Macy was about to slam the door in Hattie’s face when Rex emerged from behind the trunk of a tree in Macy’s front lawn. “Hey, Macy,” he said. “Is my therapist bothering you? I could help you get rid of her.”
“No!” shouted Macy. “I don’t want your help!”
“Hey, Ms. Sway,” said Rex, turning his attention to Hattie. “Is Macy not listening to you? I could help you convince her to listen to you, if you want.”
“Oh, Rex,” said Hattie, shaking her head. “You’re even worse than when you first came to me. What has this woman done to you?”
“I dunno,” said Rex. “Want me to help you figure it out?”
And that’s when Macy slammed the door.
The next morning, Macy had finished her coffee five minutes earlier than usual and was congratulating herself over the fact that she wouldn’t have to hurry into her office building from the parking lot at an undignified pace when her doorbell rang. There on her porch was a different woman, a new woman. She wore high heels, a businesslike skirt and sweater combination, and an incongruous baseball cap across the front of which were embroidered the ominous words “I’M THE THERAPIST THAT’S WHY.”
“I saw someone wearing a shirt that said that last night,” said Macy, pointing at the woman’s hat.
“Yes,” said the woman. “That was Hattie, one of my patients. That’s why I’m here.”
“Is she not really a therapist?” asked Macy.
“No, she is,” said the woman. “Lots of therapists have therapists.”
“I need to go to work,” said Macy. “I’m…running late.” But really she was now merely running less early than she’d hoped.
“I’ll be brief,” said the woman. She touched her dangling earrings as if to assure herself that they were not insects attached to her lobes by their mandibles, or maybe Macy just perceived it that way. “My name is Pia Vottezze. Hattie Sway, as I said, is one of my patients. I believe you had an encounter with her last night?”
“Doesn’t this violate therapist-patient confidentiality?” asked Macy.
“There’s no such thing,” said Pia. “Therapists tell everyone about their patients all the time. Use their full names and everything. That’s just the risk you run when you go to a therapist.”
“Please get to your point,” said Macy. She could already see herself scurrying through the parking lot at work, not quite jogging, the wind blowing her hair in her face, her bag bouncing off the rearview mirrors of her coworker’s cars, dropping items into puddles, stumbling on the raised edges of cracks in the blacktop.
“Hattie suffers from what she calls compulsions,” said Pia. “I call them-”
“I don’t care what you call them,” said Macy.
“I call them ‘urges,’” said Pia. “Some think the terms are interchangeable.”
“No one thinks that,” said Macy even though she figured a lot of people probably did.
“Hattie is often beset by urges to interfere directly in her patients’ lives,” said Pia. “She knows it’s almost always counter-productive, but she struggles to resist these urges.”
“Isn’t that what you’re doing right now?” asked Macy.
“Yes,” said Pia. “But not because I felt an urge to do it. I’m doing it because I considered it and decided it was the best course of action.”

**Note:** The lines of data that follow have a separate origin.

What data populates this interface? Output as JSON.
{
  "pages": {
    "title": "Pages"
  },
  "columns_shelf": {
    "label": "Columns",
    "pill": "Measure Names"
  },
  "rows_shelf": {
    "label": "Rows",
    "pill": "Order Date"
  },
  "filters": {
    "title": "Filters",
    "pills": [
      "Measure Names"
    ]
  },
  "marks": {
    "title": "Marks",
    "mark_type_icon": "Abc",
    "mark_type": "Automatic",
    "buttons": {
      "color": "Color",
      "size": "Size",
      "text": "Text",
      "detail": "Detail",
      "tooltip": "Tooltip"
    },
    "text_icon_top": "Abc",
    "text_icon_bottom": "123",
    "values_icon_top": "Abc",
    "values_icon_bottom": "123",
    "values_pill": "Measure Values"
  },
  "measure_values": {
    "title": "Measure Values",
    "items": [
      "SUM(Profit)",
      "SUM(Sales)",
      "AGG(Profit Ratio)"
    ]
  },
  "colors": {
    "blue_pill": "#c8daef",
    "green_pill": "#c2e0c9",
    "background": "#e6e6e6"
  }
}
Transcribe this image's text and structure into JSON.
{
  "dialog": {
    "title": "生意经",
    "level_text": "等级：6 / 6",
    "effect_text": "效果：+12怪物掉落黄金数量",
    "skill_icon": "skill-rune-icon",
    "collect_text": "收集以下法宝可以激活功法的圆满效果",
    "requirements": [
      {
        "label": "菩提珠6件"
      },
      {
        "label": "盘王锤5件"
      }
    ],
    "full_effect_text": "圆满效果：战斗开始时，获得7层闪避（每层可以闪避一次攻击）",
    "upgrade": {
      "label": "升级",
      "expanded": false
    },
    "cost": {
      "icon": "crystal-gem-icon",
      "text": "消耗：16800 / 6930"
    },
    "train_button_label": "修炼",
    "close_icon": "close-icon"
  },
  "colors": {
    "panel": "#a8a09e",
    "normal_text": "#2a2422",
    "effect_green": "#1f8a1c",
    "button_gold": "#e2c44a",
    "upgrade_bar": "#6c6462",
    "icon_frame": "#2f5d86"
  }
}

“So what do you want from me?” asked Macy.
“I just want you to consider how you respond to your urges to enable people to give in to their urges,” said Pia. “By giving in to your urge to enable Hattie’s patient – whoever he is – to give into his urges, or ‘compulsions,’ as Hattie calls them, you enable Hattie to give in to her urge to interfere in her patient’s life by coming to your house to talk to you about enabling her patient.”
“I’m resisting an urge right now,” said Macy. “But only barely.”
She didn’t end up hurrying through her office parking lot at an undignified pace. She just strolled in late and not caring.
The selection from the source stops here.